Sen. Barry Goldwater (R-Ariz.), incoming chairman of the Senate Armed Services Committee, said yesterday he will seek to close some military bases as part of the defense contribution to deficit reduction.

"I for one will be seeking to close bases," Goldwater said in a Senate floor speech reiterating his willingness to cut defense spending and seeking proposals from colleagues on ways to accomplish the goal.

"I am not opposed to military cuts, but I need some help," he said.

Goldwater suggested that closing 10 bases, about 1 percent of the number within the United States, could save roughly $1 billion a year after initial close-down costs are paid.

Even for congressional critics of the Pentagon, base closing is highly controversial because military installations create jobs and stimulate the economies in lawmakers' districts.

As a result, there have been no major base closings since the winding down from the Vietnam war in the mid-1970s, according to Armed Services Committee aides. A few have been added, such as those required as home ports of new Trident submarines, an aide said.

Including its smallest and most remote installations, the Pentagon claims more than 1,300 bases -- 911 in the 50 states, 25 in U.S. territories and possessions and 335 abroad.

President Reagan is expected to propose only modest cuts in his defense buildup in the fiscal 1986 budget he will send Congress next month, but Senate Republican leaders have targeted defense as a key area for savings in the alternative budget they are to begin drafting Wednesday.

Goldwater's support is critical in light of his long record as a friend of the Pentagon, although an intense controversy over base closings could complicate the drive for military cuts.

Pentagon supporters, such as just-retired Armed Services chairman John Tower (R-Tex.), have often pointed to a congressional pork-barrel approach to military spending, including protection of installations within a member's state or district, as a major contributor to defense costs.

But the warnings have largely fallen on deaf ears as lawmakers scrambled to protect and even expand installations in their areas. Yesterday, however, Sen. William Proxmire (D-Wis.), responding to Goldwater, said he would offer several suggestions for cuts, including "some activities in Wisconsin."

An Armed Services Committee aide said that, while savings from base shutdowns would vary considerably with the size of the installations, the annual savings average $100 million per base.
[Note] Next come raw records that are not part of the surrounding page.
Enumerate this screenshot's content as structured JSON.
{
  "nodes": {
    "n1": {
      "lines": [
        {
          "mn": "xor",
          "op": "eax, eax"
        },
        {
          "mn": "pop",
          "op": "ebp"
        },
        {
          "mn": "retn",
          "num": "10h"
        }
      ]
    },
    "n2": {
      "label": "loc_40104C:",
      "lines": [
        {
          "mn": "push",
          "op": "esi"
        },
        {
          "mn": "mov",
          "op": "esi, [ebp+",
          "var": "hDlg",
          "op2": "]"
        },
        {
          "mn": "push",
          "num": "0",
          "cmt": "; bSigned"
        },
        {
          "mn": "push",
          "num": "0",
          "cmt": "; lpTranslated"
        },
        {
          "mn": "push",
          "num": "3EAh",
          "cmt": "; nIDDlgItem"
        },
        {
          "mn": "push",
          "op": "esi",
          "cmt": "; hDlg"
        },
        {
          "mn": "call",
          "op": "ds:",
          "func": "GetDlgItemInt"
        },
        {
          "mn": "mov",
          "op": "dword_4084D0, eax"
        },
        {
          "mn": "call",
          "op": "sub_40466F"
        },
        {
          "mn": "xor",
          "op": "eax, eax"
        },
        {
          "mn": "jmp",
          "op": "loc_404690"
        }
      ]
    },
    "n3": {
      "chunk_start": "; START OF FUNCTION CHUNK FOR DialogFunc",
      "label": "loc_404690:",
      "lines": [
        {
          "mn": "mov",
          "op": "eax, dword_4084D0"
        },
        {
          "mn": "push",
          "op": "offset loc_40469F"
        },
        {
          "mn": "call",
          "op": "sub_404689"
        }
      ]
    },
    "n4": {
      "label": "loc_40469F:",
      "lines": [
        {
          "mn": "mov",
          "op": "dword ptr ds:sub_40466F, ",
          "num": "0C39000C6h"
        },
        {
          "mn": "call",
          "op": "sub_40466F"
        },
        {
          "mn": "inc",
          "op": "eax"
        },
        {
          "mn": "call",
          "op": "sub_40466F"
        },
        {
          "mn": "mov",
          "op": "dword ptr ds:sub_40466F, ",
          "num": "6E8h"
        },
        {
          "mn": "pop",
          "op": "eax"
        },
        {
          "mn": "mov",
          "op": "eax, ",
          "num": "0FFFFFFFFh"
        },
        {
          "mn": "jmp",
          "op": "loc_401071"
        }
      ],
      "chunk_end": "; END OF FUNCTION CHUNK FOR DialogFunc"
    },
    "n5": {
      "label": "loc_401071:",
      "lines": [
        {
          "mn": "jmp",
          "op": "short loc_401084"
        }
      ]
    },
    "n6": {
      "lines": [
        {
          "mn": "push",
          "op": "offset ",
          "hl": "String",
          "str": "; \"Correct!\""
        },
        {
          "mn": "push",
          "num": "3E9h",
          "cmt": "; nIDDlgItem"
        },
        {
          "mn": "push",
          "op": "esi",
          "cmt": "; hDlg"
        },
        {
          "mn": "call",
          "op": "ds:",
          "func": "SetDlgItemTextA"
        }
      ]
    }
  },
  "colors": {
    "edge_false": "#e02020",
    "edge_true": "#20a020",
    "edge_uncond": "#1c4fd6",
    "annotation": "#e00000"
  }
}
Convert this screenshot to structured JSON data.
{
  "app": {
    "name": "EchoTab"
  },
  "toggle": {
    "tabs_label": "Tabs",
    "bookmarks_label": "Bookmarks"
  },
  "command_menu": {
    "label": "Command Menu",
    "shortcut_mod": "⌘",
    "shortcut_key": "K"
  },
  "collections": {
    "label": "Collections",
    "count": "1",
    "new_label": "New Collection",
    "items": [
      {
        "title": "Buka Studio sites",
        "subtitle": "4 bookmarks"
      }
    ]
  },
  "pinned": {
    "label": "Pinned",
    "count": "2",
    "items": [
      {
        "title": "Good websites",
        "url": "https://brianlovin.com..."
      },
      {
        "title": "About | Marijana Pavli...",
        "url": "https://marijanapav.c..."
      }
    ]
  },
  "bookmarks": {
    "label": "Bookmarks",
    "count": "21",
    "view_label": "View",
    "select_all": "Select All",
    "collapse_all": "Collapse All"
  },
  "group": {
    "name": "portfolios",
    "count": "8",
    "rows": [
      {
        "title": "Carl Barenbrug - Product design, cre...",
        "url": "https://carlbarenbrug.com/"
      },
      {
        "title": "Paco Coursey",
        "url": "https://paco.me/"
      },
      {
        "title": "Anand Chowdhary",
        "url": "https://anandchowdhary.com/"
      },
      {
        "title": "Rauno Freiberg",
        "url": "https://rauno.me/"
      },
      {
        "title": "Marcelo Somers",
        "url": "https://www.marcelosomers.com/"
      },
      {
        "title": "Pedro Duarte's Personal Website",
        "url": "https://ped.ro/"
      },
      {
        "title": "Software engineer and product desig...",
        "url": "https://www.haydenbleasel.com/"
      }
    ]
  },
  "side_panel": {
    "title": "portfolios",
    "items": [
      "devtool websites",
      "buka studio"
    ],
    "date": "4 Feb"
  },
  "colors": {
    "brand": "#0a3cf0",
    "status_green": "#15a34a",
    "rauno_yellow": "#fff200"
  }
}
In addition to base closings, Goldwater suggested that separate pilot-training programs for the three services might be a target for savings. He implied that he would support efforts to consolidate them.

Support for defense spending cuts was also aired yesterday by Sen. Alan K. Simpson (R-Wyo.), the new deputy majority leader. "Obviously we're going to do some more cuts on defense," he told reporters.

He said he cannot tell yet whether the Republicans will go so far as to suggest freezing defense spending at current levels, as some have urged, but indicated that the big Pentagon spending increases that Congress approved over the last four years would weigh heavily in a compromise for next year.

After meeting with White House aides Friday, Senate Republican leaders said they expected to have their deficit-reduction proposals, probably including Social Security as well as defense cuts that the administration is reluctant to propose, in hand by Feb. 1, shortly before Reagan submits his budget.

Simpson said yesterday that much of the package will be ready earlier, probably by the time Reagan is sworn in for a second term later this month.